A cyber-espionage network based in China and dubbed ‘Shadow’ has been tracked and documented by researchers in the USA and Canada. ‘Shadow’ targeted computers in several countries, including systems belonging to the Indian government and military.

The cyber-espionage ring behind ‘Shadow’ used social media and blogs to control computers they had compromised using malware.

PC World tells how the Shadow network of compromised computers was detailed in a report released today by the wonderfully titled Information Warfare Monitor – a project involving researchers at the University of Toronto’s Munk Center for International Studies and Canadian-based security experts, The SecDev Group – and the Shadowserver Foundation. Targeted malware is believed to have allowed the attackers to compromise specific computer systems.

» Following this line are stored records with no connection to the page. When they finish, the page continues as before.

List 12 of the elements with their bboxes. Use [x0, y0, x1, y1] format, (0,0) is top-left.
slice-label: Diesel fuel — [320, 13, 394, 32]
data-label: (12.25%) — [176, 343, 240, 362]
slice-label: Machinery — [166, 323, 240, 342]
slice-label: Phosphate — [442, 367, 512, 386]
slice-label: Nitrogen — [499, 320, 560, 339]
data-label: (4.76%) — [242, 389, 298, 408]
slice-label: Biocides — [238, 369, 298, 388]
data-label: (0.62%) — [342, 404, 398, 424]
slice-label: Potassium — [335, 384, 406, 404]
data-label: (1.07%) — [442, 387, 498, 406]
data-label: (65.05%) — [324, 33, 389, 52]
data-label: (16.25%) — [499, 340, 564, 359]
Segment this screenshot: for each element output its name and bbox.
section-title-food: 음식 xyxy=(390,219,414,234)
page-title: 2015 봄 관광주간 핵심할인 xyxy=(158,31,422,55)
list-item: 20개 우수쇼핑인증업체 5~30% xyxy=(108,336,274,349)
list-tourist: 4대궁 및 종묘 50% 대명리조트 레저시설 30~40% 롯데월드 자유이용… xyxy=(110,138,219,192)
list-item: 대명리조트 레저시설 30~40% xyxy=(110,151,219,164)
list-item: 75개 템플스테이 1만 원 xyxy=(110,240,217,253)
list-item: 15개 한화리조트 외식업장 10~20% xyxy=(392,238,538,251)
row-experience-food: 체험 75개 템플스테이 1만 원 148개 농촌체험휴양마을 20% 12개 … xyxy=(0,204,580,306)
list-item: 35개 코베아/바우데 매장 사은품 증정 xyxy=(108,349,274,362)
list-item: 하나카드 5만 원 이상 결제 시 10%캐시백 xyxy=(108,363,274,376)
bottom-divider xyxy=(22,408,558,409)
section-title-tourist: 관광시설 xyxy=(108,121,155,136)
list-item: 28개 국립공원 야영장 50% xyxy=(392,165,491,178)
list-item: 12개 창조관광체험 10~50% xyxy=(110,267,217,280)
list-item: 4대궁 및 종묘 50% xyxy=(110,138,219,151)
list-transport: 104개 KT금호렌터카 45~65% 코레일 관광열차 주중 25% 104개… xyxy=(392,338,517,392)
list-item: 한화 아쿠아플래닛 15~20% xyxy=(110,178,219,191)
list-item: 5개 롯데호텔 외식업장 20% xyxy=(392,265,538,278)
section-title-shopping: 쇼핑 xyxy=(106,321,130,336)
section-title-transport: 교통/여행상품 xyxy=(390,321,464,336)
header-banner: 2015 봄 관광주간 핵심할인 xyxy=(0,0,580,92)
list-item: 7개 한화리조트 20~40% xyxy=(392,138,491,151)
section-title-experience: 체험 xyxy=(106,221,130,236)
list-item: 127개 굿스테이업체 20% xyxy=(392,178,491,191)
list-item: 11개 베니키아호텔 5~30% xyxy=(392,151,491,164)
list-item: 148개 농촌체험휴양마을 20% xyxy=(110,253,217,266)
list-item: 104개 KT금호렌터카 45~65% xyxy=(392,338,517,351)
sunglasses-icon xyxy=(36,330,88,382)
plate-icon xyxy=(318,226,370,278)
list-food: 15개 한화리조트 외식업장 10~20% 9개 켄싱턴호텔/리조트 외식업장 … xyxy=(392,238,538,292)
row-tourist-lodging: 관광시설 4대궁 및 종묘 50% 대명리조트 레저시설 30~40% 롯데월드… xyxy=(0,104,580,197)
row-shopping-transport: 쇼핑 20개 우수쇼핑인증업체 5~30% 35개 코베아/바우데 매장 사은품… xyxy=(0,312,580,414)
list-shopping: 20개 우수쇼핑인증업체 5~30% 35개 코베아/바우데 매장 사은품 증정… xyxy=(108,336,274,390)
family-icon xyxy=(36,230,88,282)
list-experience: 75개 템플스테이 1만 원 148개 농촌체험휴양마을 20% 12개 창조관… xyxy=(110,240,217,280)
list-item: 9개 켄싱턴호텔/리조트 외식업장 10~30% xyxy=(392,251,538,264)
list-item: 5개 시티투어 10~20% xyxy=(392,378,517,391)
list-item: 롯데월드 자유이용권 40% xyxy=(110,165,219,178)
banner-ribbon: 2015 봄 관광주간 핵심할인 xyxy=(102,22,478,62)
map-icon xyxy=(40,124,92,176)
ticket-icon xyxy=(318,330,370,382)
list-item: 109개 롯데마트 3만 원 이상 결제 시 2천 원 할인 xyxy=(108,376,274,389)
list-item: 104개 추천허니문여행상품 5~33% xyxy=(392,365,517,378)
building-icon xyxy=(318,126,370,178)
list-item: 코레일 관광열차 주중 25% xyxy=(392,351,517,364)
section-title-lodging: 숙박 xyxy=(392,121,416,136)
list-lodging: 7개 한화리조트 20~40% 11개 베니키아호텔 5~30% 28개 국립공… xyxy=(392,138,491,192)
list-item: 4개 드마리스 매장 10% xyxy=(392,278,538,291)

The cyber-espionage ring behind the Shadow network, which was traced to Chengdu, in China’s Sichuan province, used social media and blogs to control computers they had compromised using malware. “In total, we found three Twitter accounts, five Yahoo Mail accounts, 12 Google Groups, eight Blogspot blogs, nine Baidu blogs, one Google Sites and 16 blogs on blog.com that were being used as part of the attacker’s infrastructure,” the report said, noting that these services were being misused and were not compromised.

These services helped the attackers to circumvent efforts that might otherwise have blocked their access to compromised systems. The researchers were able to document a network of compromised government, business, and academic computer systems in India, the Office of the Dalai Lama, and the United Nations as well as numerous other institutions, including the Embassy of Pakistan in the United States.

“The use of social networking platforms, blogs and other services offered by trusted companies allows the attackers to maintain control of compromised computers even if direct connections to the command and control servers are blocked at the firewall level,” the report added said. It also noted that the primary focus of the attackers appears to be the Indian government.

The “vast majority” of the 44 compromised computers identified by the researchers are either in India or belong to Indian government and military organizations, the report said, citing an analysis of stolen documents recovered from the Shadow network.